Justice Samuel Alito on Thursday, during arguments from Justice Department attorney Michael Dreeben — who presented arguments on behalf of Smith — questioned the repercussions of charging a former president.

‘Now if an incumbent who loses a very close, hotly contested election knows that a real possible nullity after leaving office is not that the president is going to be able to go off into a peaceful retirement, but that the president may be criminally prosecuted by a bitter political opponent,’ Alito asked.

‘Will that not lead us into a cycle that destabilizes the functioning of our country as a democracy? And we can look around the world and find countries where we have seen this process, where the loser gets thrown in jail,’ he said.

‘I think it’s exactly the opposite,’ Dreeben replied. ‘There are lawful mechanisms to contest the results in an election.’ Dreeben went on to discuss Trump’s attempts to challenge the 2020 election in the courts.

The official question the Supreme Court is considering is: ‘Whether and if so to what extent does a former president enjoy presidential immunity from criminal prosecution for conduct alleged to involve official acts during his tenure in office.’

The question stems from Special Counsel Jack Smith’s federal election interference case in which he charged former President Trump. Trump pleaded not guilty to all charges and argues he should be immune from prosecution from official acts done as president of the U.S.

It’s unclear how soon the Supreme Court will rule on the presidential immunity issue.

Both liberal and conservative justices focused on the broader implications for future presidents, but raised sharply different concerns.

‘If the potential for criminal liability is taken off the table, wouldn’t there be a significant risk that future presidents would be emboldened to commit crimes with abandon while they’re in office?’ Justice Ketanji Brown Jackson, appointed by President Biden, asked.

If someone with those kinds of powers, the most powerful person in the world with the greatest amount of authority, could go into office knowing that there would be no potential full penalty for committing crimes.

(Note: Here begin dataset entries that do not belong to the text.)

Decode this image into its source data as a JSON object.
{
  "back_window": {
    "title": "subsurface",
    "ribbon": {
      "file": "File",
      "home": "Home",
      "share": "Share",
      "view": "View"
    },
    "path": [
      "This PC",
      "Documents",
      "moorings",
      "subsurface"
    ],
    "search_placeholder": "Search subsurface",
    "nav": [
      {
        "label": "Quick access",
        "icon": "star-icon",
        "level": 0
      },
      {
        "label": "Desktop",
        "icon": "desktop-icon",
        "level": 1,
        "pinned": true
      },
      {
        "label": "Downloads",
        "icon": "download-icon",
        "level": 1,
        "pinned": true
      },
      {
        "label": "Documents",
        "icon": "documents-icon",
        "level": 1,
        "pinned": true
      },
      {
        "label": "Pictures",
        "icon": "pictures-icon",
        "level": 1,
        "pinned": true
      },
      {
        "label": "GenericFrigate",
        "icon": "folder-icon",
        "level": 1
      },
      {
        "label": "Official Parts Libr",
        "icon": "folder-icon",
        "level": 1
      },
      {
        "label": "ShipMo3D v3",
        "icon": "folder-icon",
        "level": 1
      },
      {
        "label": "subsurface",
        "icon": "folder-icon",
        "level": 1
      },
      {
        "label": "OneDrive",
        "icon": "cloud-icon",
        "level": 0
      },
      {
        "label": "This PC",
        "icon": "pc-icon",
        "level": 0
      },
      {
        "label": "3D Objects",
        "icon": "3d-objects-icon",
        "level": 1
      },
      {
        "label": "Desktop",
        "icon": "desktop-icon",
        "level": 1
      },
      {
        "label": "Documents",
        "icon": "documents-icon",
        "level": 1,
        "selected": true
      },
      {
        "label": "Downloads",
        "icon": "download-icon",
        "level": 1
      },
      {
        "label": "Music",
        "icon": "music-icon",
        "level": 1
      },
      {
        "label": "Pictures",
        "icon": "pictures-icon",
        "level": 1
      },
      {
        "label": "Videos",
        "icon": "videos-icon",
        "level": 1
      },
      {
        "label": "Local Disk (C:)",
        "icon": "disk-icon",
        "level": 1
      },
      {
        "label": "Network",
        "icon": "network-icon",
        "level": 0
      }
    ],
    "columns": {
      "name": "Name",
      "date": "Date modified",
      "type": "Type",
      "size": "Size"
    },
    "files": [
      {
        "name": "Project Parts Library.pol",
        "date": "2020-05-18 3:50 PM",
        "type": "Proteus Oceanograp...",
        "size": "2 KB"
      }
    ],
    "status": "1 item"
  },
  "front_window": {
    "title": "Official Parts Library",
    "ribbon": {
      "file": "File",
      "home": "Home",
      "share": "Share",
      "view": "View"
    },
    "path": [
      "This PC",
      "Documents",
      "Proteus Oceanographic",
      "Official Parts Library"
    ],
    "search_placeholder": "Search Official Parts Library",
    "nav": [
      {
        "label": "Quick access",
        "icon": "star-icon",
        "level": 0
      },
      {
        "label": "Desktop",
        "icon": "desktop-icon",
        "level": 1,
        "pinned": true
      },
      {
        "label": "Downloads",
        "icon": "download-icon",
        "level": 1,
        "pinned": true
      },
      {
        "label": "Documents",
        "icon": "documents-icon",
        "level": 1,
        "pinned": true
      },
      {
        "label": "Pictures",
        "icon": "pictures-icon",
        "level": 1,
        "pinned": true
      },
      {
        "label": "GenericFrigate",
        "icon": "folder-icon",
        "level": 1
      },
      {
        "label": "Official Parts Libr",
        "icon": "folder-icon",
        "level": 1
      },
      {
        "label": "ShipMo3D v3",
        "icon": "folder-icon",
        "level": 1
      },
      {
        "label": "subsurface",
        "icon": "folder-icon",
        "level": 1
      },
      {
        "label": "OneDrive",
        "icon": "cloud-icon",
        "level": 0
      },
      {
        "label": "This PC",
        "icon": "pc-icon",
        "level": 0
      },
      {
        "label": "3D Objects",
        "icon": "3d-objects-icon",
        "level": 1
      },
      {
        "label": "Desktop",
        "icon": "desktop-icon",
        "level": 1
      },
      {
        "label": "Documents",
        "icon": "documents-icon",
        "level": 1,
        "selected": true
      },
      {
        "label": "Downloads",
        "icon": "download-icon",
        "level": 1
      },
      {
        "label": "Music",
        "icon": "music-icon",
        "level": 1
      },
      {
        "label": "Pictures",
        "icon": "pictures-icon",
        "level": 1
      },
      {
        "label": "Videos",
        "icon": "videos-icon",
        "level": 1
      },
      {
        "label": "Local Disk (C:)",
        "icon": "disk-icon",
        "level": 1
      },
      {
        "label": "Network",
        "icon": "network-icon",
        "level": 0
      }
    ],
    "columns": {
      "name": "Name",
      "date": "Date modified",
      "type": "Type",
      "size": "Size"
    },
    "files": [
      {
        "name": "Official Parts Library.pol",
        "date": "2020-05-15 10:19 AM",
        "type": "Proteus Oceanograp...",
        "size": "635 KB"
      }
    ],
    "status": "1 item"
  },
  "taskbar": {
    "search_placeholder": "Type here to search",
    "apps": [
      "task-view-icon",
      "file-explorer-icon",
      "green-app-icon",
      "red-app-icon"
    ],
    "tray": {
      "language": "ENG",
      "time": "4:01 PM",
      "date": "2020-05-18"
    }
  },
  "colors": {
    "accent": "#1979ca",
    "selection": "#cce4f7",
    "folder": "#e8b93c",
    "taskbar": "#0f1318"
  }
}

I’m trying to understand what the disincentive is from turning the Oval Office into, you know, the seat of criminal activity in this country,’ she said.

Justice Brett Kavanaugh summed up the stakes for the court’s decision: ‘This will have huge implications for the presidency.’

‘I’m not talking about the present, so I’m talking about the future,’ Kavanaugh said.

And Justice Neil Gorsuch stressed during questioning: ‘We’re writing a rule for, yes, for the ages.

As for Alito’s question, the former president has repeatedly claimed that he is being prosecuted by his political opponents, warning Americans and voters that all cases against him, in all jurisdictions, are being brought by his opponent — President Biden — and being done in coordination with the White House.

Trump says his opponents want to keep him confined to the courtroom during the 2024 election cycle to prevent him from campaigning.

The former president, who was prohibited by New York Judge Juan Merchan from attending the Supreme Court arguments Thursday, instead sat in a Manhattan courtroom for his criminal trial out of Manhattan District Attorney Alvin Bragg’s investigation.

Bragg charged Trump with 34 counts of falsifying business records in the first degree. Trump pleaded not guilty.